Nelson Mayor John Dooley (left) stands with Chief Jeff Hebert, in front of Nelson Fire and Rescue. Photo: Nelson Fire and Rescue

Nelson’s new fire chief aims to ensure department is first class

Jeff Hebert was named Nelson’s new chief on June 7

Jeff Hebert always knew he wanted his career to involve helping people in the community where he has spent his life, but he didn’t foresee taking the top role as Nelson’s fire chief.

Hebert was promoted to fire chief and director of emergency management on June 7, replacing Len MacCharles, who retired in May after serving in the role since 2014.

“It feels really good,” Hebert said Monday, after a few weeks in the new role. “It’s interesting, it’s new and it’s exciting.”

Hebert joined Nelson Fire and Rescue in 1999, at the age of 22, as an auxiliary firefighter – slowly moving up the ranks. He was hired full-time in 2001. By 2011 he had moved to captain, before going on toassistant chief in 2020. Along his career, he also became a husband and was promoted to “dad” of two sons, ages 12 and 15.

The Nelson local holds certificates in fire investigations, hazmat, and fire service instructor. He’s helped design three fire trucks. Now, he has his eyes set on ensuring Nelson remains a first-class fire department.

“One of my main priorities is to review how we operate and make sure that we are still providing the value and the service to the community that we believe we are,” he said.

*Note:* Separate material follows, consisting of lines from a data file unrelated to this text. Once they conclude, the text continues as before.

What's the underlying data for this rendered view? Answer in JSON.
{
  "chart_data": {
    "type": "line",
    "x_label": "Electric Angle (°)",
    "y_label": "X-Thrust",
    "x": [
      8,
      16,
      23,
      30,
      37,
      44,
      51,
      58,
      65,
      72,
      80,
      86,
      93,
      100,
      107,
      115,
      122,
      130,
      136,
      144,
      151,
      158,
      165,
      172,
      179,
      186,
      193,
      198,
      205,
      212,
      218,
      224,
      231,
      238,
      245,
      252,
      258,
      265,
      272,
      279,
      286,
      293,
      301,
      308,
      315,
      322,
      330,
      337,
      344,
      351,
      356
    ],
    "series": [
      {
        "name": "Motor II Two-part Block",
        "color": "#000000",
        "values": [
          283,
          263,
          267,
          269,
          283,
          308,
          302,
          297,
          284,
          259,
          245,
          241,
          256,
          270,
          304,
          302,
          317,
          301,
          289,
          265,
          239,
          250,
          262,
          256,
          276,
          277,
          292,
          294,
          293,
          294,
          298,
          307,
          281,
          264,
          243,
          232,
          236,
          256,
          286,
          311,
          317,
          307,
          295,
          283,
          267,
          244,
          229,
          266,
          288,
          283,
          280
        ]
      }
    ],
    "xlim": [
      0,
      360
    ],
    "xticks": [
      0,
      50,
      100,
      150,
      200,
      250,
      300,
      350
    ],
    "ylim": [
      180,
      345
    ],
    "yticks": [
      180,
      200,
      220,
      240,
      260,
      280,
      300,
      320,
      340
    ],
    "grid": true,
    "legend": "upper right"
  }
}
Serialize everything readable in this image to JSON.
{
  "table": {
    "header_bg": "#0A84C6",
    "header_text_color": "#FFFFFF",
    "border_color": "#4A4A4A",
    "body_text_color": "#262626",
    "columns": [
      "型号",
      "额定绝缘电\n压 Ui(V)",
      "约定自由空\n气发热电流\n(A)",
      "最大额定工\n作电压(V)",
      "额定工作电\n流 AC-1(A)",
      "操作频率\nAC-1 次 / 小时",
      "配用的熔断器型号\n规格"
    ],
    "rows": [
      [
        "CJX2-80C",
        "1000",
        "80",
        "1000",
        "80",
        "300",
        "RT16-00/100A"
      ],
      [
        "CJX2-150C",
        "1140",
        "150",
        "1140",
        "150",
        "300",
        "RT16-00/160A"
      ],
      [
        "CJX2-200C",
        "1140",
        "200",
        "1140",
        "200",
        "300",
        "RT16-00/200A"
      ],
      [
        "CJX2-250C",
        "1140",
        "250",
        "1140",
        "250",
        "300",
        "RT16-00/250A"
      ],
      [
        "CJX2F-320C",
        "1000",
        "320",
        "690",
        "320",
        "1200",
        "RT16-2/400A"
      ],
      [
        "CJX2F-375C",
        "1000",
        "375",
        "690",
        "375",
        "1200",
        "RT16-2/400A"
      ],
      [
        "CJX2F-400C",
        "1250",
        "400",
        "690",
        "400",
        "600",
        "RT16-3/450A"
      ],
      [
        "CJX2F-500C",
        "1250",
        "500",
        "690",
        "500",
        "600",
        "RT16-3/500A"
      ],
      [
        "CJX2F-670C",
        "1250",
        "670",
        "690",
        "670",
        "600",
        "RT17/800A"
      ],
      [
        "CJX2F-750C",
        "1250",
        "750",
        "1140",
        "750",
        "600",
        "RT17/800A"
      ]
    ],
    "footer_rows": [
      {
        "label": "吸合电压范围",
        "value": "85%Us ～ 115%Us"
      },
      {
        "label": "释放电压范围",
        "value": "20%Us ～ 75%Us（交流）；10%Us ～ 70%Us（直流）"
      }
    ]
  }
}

Hebert said the most challenging element of the role so far is its busy-ness: “getting brought up to speed on some of the projects I wasn’t involved in when I was the assistant chief.”

Currently, the department is dealing with a late spring freshet and keeping a close eye on stream flows and lake levels, in case the crew needs to jump on any flood-prevention work.

Working in a fire hall is different every day

As modern-day firefighting puts a heavy focus on wildfire and fire prevention, many projects on the go include mitigation, resiliency, preparedness and maintaining the local FireSmart program.

Hebert said he wants to “make sure if Nelson is impacted by a wildfire that we’re prepared and ready to lessen those impacts and strengthen the municipality so we can bounce back.”

While prevention efforts have led to a successful reduction in fire-related calls, it also means fire crews are able to assist with other 911 calls.

After 20 years on the front lines, while some aspects of the job has surely changed, Hebert said working in a fire hall still remains unpredictable each day.

“I’ve had some pretty amazing calls and some pretty horrific calls,” Hebert said. “A lot of the bad calls I don’t really dwell on and the good calls I do. When you save a life there’s not a better day in your life, when you bring somebody back.”

Little wins make it easier to operate as a fire hall.

Hebert said he’s never thought of going into any other profession and has always strived to help fellow community members on their worst days.

“It’s important to make that positive change in somebody else’s life.”

As he gets acquainted with his new role, Hebert said he’s taking with him all the leadership lessons and mentorship he gained from MacCharles.

When he’s not at the station Hebert can be found in the Kootenay wilderness – fishing, camping and hiking – or at his shop restoring vehicles.